– Теперь понятно.
– Что именно?
– Почему она три года не приезжала домой и не хотела слышать твоего имени.
Я молчу, он откидывается на спинку стула.
– Мне это не нравится, буду предельно честным. Возможно, вам стоит поговорить и пойти каждому своей дорогой.
– Это невозможно, – твердо произношу я и пристально смотрю на отца. – Три года назад мы так и поступили. Как видишь, ни к чему хорошему это не привело.
– Ей всего двадцать один, – шипит отец.
– Я в курсе, – раздраженно отвечаю я.
– У тебя нет шанса облажаться, понял?
– Скажи мне что-нибудь, чего я не знаю.
В дверях мелькает Мари. Вид у нее заплаканный. Она смотрит на меня, затем переводит взгляд на Марион, лежащую на мне. Мари подходит к отцу и опускает руку ему на плечо.
– Сделаешь мне кофе? – тихо просит она.
Он поглаживает ее руку и встает со стула. Понимаю, что это предлог, чтобы остаться наедине со мной.
– Я сделаю все… – начинаю я, прежде чем она начнет воспитательные речи.
– Тише, Алекс, – останавливает меня Мари.
Она занимает место отца и берет дочку за руку.

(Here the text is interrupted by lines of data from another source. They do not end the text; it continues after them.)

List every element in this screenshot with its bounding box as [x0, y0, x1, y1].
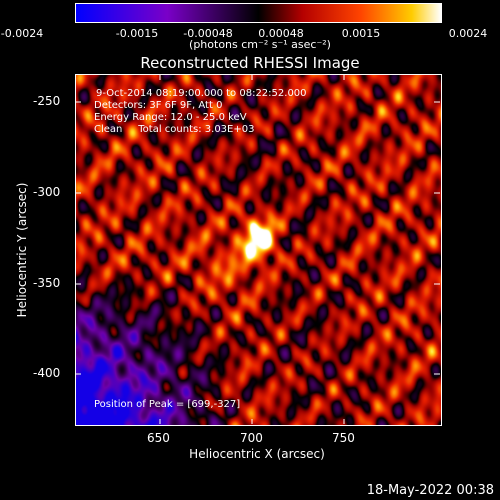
x-axis-label: Heliocentric X (arcsec): [189, 447, 325, 461]
info-line: Detectors: 3F 6F 9F, Att 0: [94, 100, 223, 111]
heatmap-canvas: [76, 75, 441, 425]
y-tick-label: -300: [33, 185, 61, 199]
footer-date: 18-May-2022 00:38: [366, 483, 494, 498]
y-tick-label: -350: [33, 276, 61, 290]
plot-title: Reconstructed RHESSI Image: [140, 54, 360, 72]
x-tick-label: 700: [240, 431, 263, 445]
x-tick-label: 650: [147, 431, 170, 445]
info-line: Clean Total counts: 3.03E+03: [94, 124, 255, 135]
colorbar-tick: 0.00048: [258, 27, 304, 40]
info-line: 9-Oct-2014 08:19:00.000 to 08:22:52.000: [96, 88, 307, 99]
peak-position: Position of Peak = [699,-327]: [94, 399, 241, 410]
colorbar-tick: 0.0024: [448, 27, 488, 40]
colorbar-tick: -0.0024: [0, 27, 44, 40]
x-tick-label: 750: [332, 431, 355, 445]
y-tick-label: -400: [33, 366, 61, 380]
colorbar-tick: -0.0015: [115, 27, 159, 40]
colorbar-units: (photons cm⁻² s⁻¹ asec⁻²): [189, 38, 331, 51]
image-frame: [75, 74, 442, 426]
info-line: Energy Range: 12.0 - 25.0 keV: [94, 112, 247, 123]
colorbar: [75, 3, 442, 23]
colorbar-tick: -0.00048: [183, 27, 233, 40]
colorbar-tick: 0.0015: [341, 27, 381, 40]
y-tick-label: -250: [33, 94, 61, 108]
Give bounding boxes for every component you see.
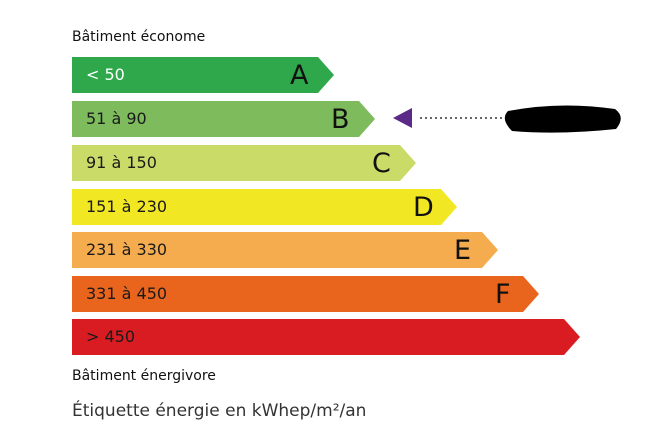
- class-bar-shape: [72, 276, 539, 312]
- class-range: 51 à 90: [86, 109, 147, 128]
- class-bar-shape: [72, 319, 580, 355]
- class-range: 91 à 150: [86, 153, 157, 172]
- class-range: 151 à 230: [86, 197, 168, 216]
- bottom-label: Bâtiment énergivore: [72, 368, 216, 384]
- energy-class-g: > 450: [72, 319, 580, 355]
- energy-class-c: 91 à 150 C: [72, 145, 416, 181]
- class-bar-shape: [72, 101, 375, 137]
- energy-class-f: 331 à 450 F: [72, 276, 539, 312]
- class-letter: A: [290, 60, 309, 91]
- class-bar-shape: [72, 232, 498, 268]
- class-range: > 450: [86, 327, 136, 346]
- class-letter: C: [372, 148, 391, 179]
- class-bar-shape: [72, 57, 334, 93]
- energy-class-a: < 50 A: [72, 57, 334, 93]
- class-letter: F: [495, 279, 511, 310]
- energy-class-d: 151 à 230 D: [72, 189, 457, 225]
- energy-class-b: 51 à 90 B: [72, 101, 375, 137]
- class-letter: B: [331, 104, 350, 135]
- class-bar-shape: [72, 145, 416, 181]
- class-letter: D: [413, 192, 434, 223]
- rating-indicator: [393, 105, 621, 133]
- top-label: Bâtiment économe: [72, 29, 206, 45]
- redaction-blob: [504, 105, 621, 133]
- energy-class-e: 231 à 330 E: [72, 232, 498, 268]
- class-letter: E: [454, 235, 472, 266]
- indicator-arrow-icon: [393, 108, 412, 128]
- class-range: 331 à 450: [86, 284, 168, 303]
- caption: Étiquette énergie en kWhep/m²/an: [72, 401, 367, 421]
- class-bar-shape: [72, 189, 457, 225]
- class-range: < 50: [86, 65, 125, 84]
- class-range: 231 à 330: [86, 240, 168, 259]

– Врач сказал, что боли будут сильными, но спустя неделю станет легче, – бормочет она, пробегая кончиками пальцев по ее костяшкам.
– Да, мне он сказал то же самое.
– Еще он сказал, что рубцы и шрамы при должном уходе не должны остаться. Но кое-где ожоги очень глубокие. Кожа буквально расплавилась.
Я киваю, не совсем понимая, зачем она пересказывает известную мне информацию. Мари продолжает ласково гладить дочь. Такая спокойная и уравновешенная. Мне кажется, эти качества мой отец и полюбил в ней. После моей сумасбродной матери Мари – надежная тихая гавань.